In a Dec. 15 interview, Faculty Senate President Julie Engel said, “For the people who were already in the process of getting tenure or they already had it when they made this decision, those folks all got to continue on and reach tenure. But everyone’s gone through now so there is nobody teaching … who is still working toward tenure.”

According to the American Association of University Professors, “Free inquiry, free expression, and open dissent are critical for student learning and the advancement of knowledge. Therefore, it is important to have systems in place in order to protect academic freedom. Tenure serves that purpose.”
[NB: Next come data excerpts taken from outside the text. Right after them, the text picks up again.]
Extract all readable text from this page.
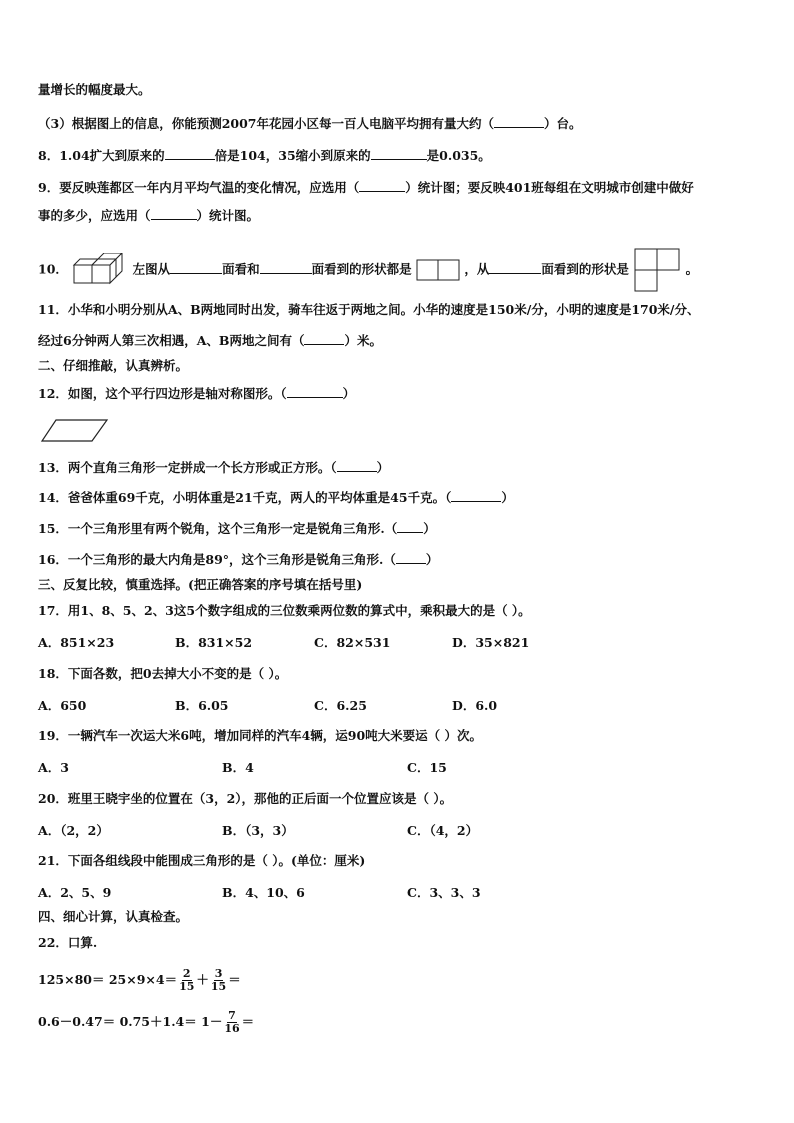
量增长的幅度最大。
（3）根据图上的信息，你能预测2007年花园小区每一百人电脑平均拥有量大约（	）台。
8．1.04扩大到原来的	倍是104，35缩小到原来的	是0.035。
9．要反映莲都区一年内月平均气温的变化情况，应选用（	）统计图；要反映401班每组在文明城市创建中做好
事的多少，应选用（	）统计图。
10．	左图从	面看和	面看到的形状都是	，从	面看到的形状是	。
11．小华和小明分别从A、B两地同时出发，骑车往返于两地之间。小华的速度是150米/分，小明的速度是170米/分、
经过6分钟两人第三次相遇，A、B两地之间有（	）米。
二、仔细推敲，认真辨析。
12．如图，这个平行四边形是轴对称图形。（	）
13．两个直角三角形一定拼成一个长方形或正方形。（	）
14．爸爸体重69千克，小明体重是21千克，两人的平均体重是45千克。（	）
15．一个三角形里有两个锐角，这个三角形一定是锐角三角形.（ ）
16．一个三角形的最大内角是89°，这个三角形是锐角三角形.（ ）
三、反复比较，慎重选择。(把正确答案的序号填在括号里)
17．用1、8、5、2、3这5个数字组成的三位数乘两位数的算式中，乘积最大的是（ ）。
A．851×23	B．831×52	C．82×531	D．35×821
18．下面各数，把0去掉大小不变的是（ ）。
A．650	B．6.05	C．6.25	D．6.0
19．一辆汽车一次运大米6吨，增加同样的汽车4辆，运90吨大米要运（ ）次。
A．3	B．4	C．15
20．班里王晓宇坐的位置在（3，2），那他的正后面一个位置应该是（ ）。
A．（2，2）	B．（3，3）	C．（4，2）
21．下面各组线段中能围成三角形的是（ ）。(单位：厘米)
A．2、5、9	B．4、10、6	C．3、3、3
四、细心计算，认真检查。
22．口算.
$125\times 80= 25\times 9\times 4= \frac{2}{15} + \frac{3}{15}$ ＝
$0.6-0.47= 0.75+1.4= 1- \frac{7}{16}$ ＝
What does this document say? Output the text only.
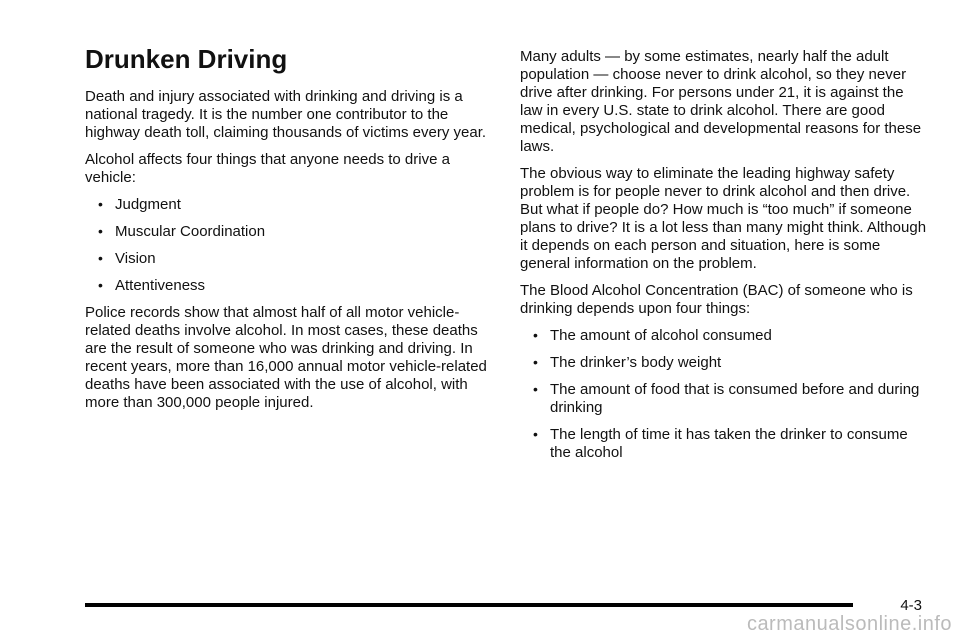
Drunken Driving

Death and injury associated with drinking and driving is a national tragedy. It is the number one contributor to the highway death toll, claiming thousands of victims every year.

Alcohol affects four things that anyone needs to drive a vehicle:

• Judgment
• Muscular Coordination
• Vision
• Attentiveness

Police records show that almost half of all motor vehicle-related deaths involve alcohol. In most cases, these deaths are the result of someone who was drinking and driving. In recent years, more than 16,000 annual motor vehicle-related deaths have been associated with the use of alcohol, with more than 300,000 people injured.

Many adults — by some estimates, nearly half the adult population — choose never to drink alcohol, so they never drive after drinking. For persons under 21, it is against the law in every U.S. state to drink alcohol. There are good medical, psychological and developmental reasons for these laws.

The obvious way to eliminate the leading highway safety problem is for people never to drink alcohol and then drive. But what if people do? How much is “too much” if someone plans to drive? It is a lot less than many might think. Although it depends on each person and situation, here is some general information on the problem.

The Blood Alcohol Concentration (BAC) of someone who is drinking depends upon four things:

• The amount of alcohol consumed
• The drinker’s body weight
• The amount of food that is consumed before and during drinking
• The length of time it has taken the drinker to consume the alcohol
4-3
carmanualsonline.info
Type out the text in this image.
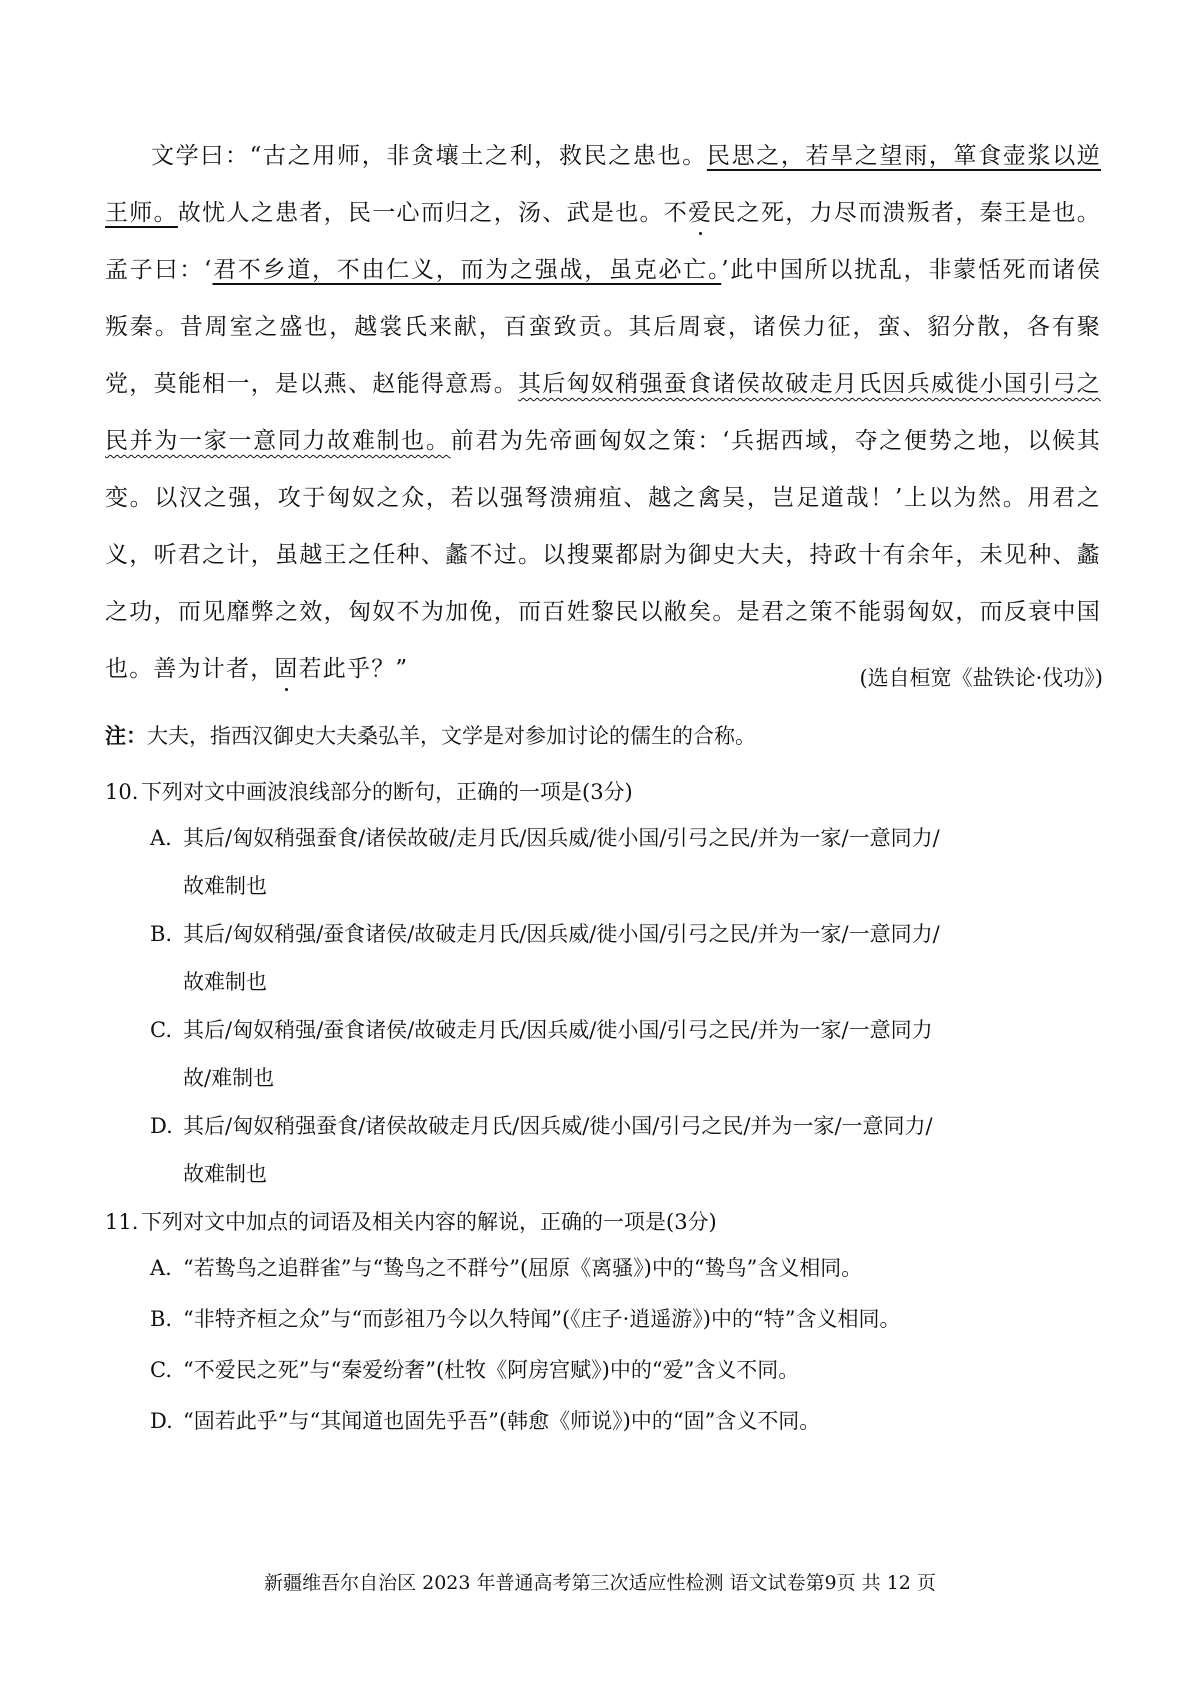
文学曰：“古之用师，非贪壤土之利，救民之患也。民思之，若旱之望雨，箪食壶浆以逆王师。故忧人之患者，民一心而归之，汤、武是也。不爱民之死，力尽而溃叛者，秦王是也。孟子曰：‘君不乡道，不由仁义，而为之强战，虽克必亡。’此中国所以扰乱，非蒙恬死而诸侯叛秦。昔周室之盛也，越裳氏来献，百蛮致贡。其后周衰，诸侯力征，蛮、貂分散，各有聚党，莫能相一，是以燕、赵能得意焉。其后匈奴稍强蚕食诸侯故破走月氏因兵威徙小国引弓之民并为一家一意同力故难制也。前君为先帝画匈奴之策：‘兵据西域，夺之便势之地，以候其变。以汉之强，攻于匈奴之众，若以强弩溃痈疽、越之禽吴，岂足道哉！’上以为然。用君之义，听君之计，虽越王之任种、蠡不过。以搜粟都尉为御史大夫，持政十有余年，未见种、蠡之功，而见靡弊之效，匈奴不为加俛，而百姓黎民以敝矣。是君之策不能弱匈奴，而反衰中国也。善为计者，固若此乎？”	(选自桓宽《盐铁论·伐功》)
注：大夫，指西汉御史大夫桑弘羊，文学是对参加讨论的儒生的合称。
10. 下列对文中画波浪线部分的断句，正确的一项是(3分)
A. 其后/匈奴稍强蚕食/诸侯故破/走月氏/因兵威/徙小国/引弓之民/并为一家/一意同力/
故难制也
B. 其后/匈奴稍强/蚕食诸侯/故破走月氏/因兵威/徙小国/引弓之民/并为一家/一意同力/
故难制也
C. 其后/匈奴稍强/蚕食诸侯/故破走月氏/因兵威/徙小国/引弓之民/并为一家/一意同力
故/难制也
D. 其后/匈奴稍强蚕食/诸侯故破走月氏/因兵威/徙小国/引弓之民/并为一家/一意同力/
故难制也
11. 下列对文中加点的词语及相关内容的解说，正确的一项是(3分)
A. “若鸷鸟之追群雀”与“鸷鸟之不群兮”(屈原《离骚》)中的“鸷鸟”含义相同。
B. “非特齐桓之众”与“而彭祖乃今以久特闻”(《庄子·逍遥游》)中的“特”含义相同。
C. “不爱民之死”与“秦爱纷奢”(杜牧《阿房宫赋》)中的“爱”含义不同。
D. “固若此乎”与“其闻道也固先乎吾”(韩愈《师说》)中的“固”含义不同。
新疆维吾尔自治区 2023 年普通高考第三次适应性检测 语文试卷第9页 共 12 页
While no direct plan of action to prove the benefits of tenure reinstatement was discussed, Engel said, “We should also be consciously thinking about collecting information about the benefits of tenure.”

Math Professor Gerald Busald said it is hard to attract faculty because the college cannot offer tenure.

“It is more difficult to hire really good people because we don’t have tenure,” he said.

Jeff Hunt, fine arts chair, said the district administration might be unlikely to reinstate tenure if productive grade rates and graduation rates have improved since tenure was discontinued.

Other initiatives have been put in place, such as requiring teachers to have a win-win improvement plan if they do not have 70 percent of students receive passing grades of A, B or C.

 “In their minds, us having tenure did not bring out student success,” Hunt said. “In their perception, we were not doing a very good job.”

Faculty disagree with win-win agreements for productive grade rates below 70 percent as a plan to increase student success.

Busald said it is unfair across disciplines and creates a negative environment.

“It is not even different for different disciplines, which is not very academic,” Busald said. “It ought to be said that you are creating a negative environment.”

Faculty would like the PGR percentage to depend on the discipline.

“PGR at 70 percent is really unrealistic,” Hunt said.

“Let’s propose that there be a differential scale,” Engel said.

Faculty Senate is in the process of proposing an amendment for 70 percent win-win to be shared with the college administration to reach a resolution.

In an interview Dec. 15, Hunt said tenure helps attract excellent teachers and future faculty members.

“That is what attracted a lot of us to San Antonio College. I don’t think that tenure is something any faculty member that I’m aware of takes for granted, or takes lightly,” he said.